A simple framework to make building file processors a bit easier.

License

Notifications You must be signed in to change notification settings

JerrettDavis/FolderProcessor

Repository files navigation

FolderProcessor

Main Build Status Develop Build Status Test Coverage

An unambitious, hostable, extensible, and reusable folder monitoring and file processing framework.

What is FolderProcessor

FolderProcessor is a two-part framework that aims to make building file processing applications a bit easier. It accomplishes this by giving you a flexible, easy-to-use pattern that you can apply over and over to your various processing needs. At it's core, FolderProcessor consists of two main domains: Monitoring and Processing.

Monitoring is the activity of continuously checking some source (usually the filesystem) for the presence of a file.

Processing is the activity of consuming the emitted files, and performing some action with them.

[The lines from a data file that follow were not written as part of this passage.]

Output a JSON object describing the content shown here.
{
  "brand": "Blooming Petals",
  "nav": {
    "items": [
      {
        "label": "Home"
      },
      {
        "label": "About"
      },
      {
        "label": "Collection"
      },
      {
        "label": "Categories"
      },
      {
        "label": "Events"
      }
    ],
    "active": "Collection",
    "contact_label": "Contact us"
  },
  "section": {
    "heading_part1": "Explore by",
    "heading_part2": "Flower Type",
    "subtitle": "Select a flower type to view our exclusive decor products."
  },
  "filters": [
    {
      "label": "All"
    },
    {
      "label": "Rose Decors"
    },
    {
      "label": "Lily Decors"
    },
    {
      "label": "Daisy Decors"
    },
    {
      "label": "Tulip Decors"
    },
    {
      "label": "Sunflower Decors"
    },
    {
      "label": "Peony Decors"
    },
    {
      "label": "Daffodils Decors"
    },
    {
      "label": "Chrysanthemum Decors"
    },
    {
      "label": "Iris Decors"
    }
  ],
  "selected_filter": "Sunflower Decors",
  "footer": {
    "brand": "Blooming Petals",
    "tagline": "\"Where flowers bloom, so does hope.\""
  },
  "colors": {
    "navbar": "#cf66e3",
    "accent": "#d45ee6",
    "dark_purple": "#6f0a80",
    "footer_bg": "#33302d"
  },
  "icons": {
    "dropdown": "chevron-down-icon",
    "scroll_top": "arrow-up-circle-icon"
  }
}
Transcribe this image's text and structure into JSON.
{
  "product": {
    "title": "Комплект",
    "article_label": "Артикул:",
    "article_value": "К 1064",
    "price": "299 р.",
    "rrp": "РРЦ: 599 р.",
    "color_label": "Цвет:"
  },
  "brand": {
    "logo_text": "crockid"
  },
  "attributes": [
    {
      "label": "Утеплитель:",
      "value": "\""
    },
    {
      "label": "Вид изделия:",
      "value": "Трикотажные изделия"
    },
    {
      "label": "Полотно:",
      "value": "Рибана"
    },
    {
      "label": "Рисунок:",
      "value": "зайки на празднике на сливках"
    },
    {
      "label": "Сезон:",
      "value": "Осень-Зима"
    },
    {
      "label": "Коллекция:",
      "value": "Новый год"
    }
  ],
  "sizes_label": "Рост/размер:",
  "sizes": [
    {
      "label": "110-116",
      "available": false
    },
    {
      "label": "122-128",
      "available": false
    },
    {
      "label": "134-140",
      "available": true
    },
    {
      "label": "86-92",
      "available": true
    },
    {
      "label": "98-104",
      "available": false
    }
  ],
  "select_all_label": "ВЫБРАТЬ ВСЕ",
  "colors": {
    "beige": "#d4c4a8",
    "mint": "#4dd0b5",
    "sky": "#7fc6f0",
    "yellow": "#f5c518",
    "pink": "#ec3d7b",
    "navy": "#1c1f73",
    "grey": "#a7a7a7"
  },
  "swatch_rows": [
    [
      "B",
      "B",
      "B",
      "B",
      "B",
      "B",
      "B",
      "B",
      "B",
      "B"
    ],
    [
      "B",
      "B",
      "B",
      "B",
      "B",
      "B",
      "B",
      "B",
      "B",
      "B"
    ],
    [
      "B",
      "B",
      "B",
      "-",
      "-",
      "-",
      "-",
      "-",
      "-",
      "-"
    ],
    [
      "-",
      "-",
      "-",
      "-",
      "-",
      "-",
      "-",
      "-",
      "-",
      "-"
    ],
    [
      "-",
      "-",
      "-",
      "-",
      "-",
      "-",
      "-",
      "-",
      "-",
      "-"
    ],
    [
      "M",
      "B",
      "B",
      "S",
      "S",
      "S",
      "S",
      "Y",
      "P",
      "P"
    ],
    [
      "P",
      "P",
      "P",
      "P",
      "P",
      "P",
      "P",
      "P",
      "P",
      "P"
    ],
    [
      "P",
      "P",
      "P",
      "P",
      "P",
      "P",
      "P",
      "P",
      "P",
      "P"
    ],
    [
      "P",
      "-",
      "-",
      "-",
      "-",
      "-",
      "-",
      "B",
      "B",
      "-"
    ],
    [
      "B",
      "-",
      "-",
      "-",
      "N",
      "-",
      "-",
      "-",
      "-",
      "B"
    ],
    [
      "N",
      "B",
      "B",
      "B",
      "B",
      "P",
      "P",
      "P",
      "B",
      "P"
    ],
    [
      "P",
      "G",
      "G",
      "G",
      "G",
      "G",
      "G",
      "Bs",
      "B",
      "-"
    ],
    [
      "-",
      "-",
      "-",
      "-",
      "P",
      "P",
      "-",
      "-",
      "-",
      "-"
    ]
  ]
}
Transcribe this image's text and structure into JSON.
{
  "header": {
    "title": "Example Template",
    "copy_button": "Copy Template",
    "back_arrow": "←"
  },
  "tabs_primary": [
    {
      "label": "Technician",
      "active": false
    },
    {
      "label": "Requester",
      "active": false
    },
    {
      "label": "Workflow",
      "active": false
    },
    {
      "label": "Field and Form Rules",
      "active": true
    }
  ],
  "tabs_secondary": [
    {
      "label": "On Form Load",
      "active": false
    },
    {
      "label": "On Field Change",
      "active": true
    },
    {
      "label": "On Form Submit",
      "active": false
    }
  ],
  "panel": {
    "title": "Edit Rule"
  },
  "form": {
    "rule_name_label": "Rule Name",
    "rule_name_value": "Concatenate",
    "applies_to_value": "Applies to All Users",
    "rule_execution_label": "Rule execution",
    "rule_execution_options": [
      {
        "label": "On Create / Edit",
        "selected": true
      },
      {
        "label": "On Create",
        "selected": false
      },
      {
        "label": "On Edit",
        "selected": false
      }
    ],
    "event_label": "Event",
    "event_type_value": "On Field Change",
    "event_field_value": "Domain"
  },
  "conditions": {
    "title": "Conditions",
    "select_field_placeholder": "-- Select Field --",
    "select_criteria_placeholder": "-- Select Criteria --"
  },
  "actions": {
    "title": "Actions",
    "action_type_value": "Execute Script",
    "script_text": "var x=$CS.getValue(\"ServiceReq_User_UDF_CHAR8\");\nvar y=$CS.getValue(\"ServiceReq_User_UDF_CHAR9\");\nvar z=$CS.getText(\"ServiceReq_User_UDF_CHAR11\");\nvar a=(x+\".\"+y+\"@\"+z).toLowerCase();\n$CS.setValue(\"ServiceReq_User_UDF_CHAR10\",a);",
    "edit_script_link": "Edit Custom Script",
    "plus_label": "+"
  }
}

Both monitoring and processing happen independently of each other by way of domain events. You can choose to use either of them in isolation, or in tandem. Also, while the system is designed to use files directly on the filesystem, one doesn't necessary have to.

Using FolderProcessor

At some point I will get this on nuget. Until then the project will need to be referenced directly

Presently, the framework is built to work directly with .Net's ServiceCollection, but there's no inherent reason it could not be adapted to work with other IoC containers.

Before we get started, lets take a look at what a simple configuration might look like.

var host = Host.CreateDefaultBuilder(args)
    .ConfigureServices((host, services) =>
    {
        services
            // Adds all the required internal services and the hosted worker service
            .AddFolderProcessor()
            // Creates a new polled folder watcher, monitoring a folder called "Data", 
            // with an interval of 30 seconds
            .AddFolderWatcher(() => new PollingFolderWatcherSettings
            {
                Folder = "Data",
                Interval = TimeSpan.FromSeconds(30)
            })
            // Creates a new file system watcher, monitoring a folder called "Data"
            .AddFolderWatcher(() => new WatcherSettings("Data"))
            // Creates a filter that causes watchers to only emit files ending with ".txt"
            .AddFileTypeFilter(".txt")
            // Moves all working files to a folder called "Working"
            .UseStaticWorkingFile("Working")
            // Moves all completed files to a folder called "Completed"
            .UseStaticCompletedFile("Completed")
            // Moves all errored files to a folder called "Errored"
            .UseStaticErroredFile("Errored")
            // Adds a new file processor
            .AddProcessor<LogFileContentProcessor>();
    })
    .Build();

await host.RunAsync();

In the above snippet, you can see that we're creating a simple generic .net host with a couple additional extension methods. Each of the methods are documented with what they do. On the last line, you'll see that we're adding a processor called LogFileContentProcessor, and it looks like:

public class LogFileContentProcessor : IProcessor
{
    private readonly ILogger<LogFileContentProcessor> _logger;
    private readonly IFileSystem _fileSystem;

    public LogFileContentProcessor(
        ILogger<LogFileContentProcessor> logger, 
        IFileSystem fileSystem)
    {
        _logger = logger;
        _fileSystem = fileSystem;
    }

    public async Task ProcessAsync(
        IFileRecord fileRecord, 
        CancellationToken cancellationToken = default)
    {
        // This is DANGEROUS. Processors are ran concurrently, and this could cause
        // the file to get locked if multiple processors are attempting to access
        // it simultaneously.
        var content = await _fileSystem.File
            .ReadAllTextAsync(fileRecord.Path, cancellationToken);
        
        _logger.LogInformation("File {File}. Content '{Content}'", fileRecord, content);
    }
    
    public Task<bool> AppliesAsync(
        IFileRecord fileRecord, 
        CancellationToken cancellationToken = default)
    {
        return Task.FromResult(true);
    }
}

Each processor you define contains 2 required methods: ProcessAsync and AppliesAsync. In AppliesAsync, you add any necessary logic to determine if your particular processor applies to the input file. The ProcessAsync method is where you place any processing logic. As you may note from the comment in the sample above, processors are ran concurrently. You will need to utilize caution when attempting to access shared resources.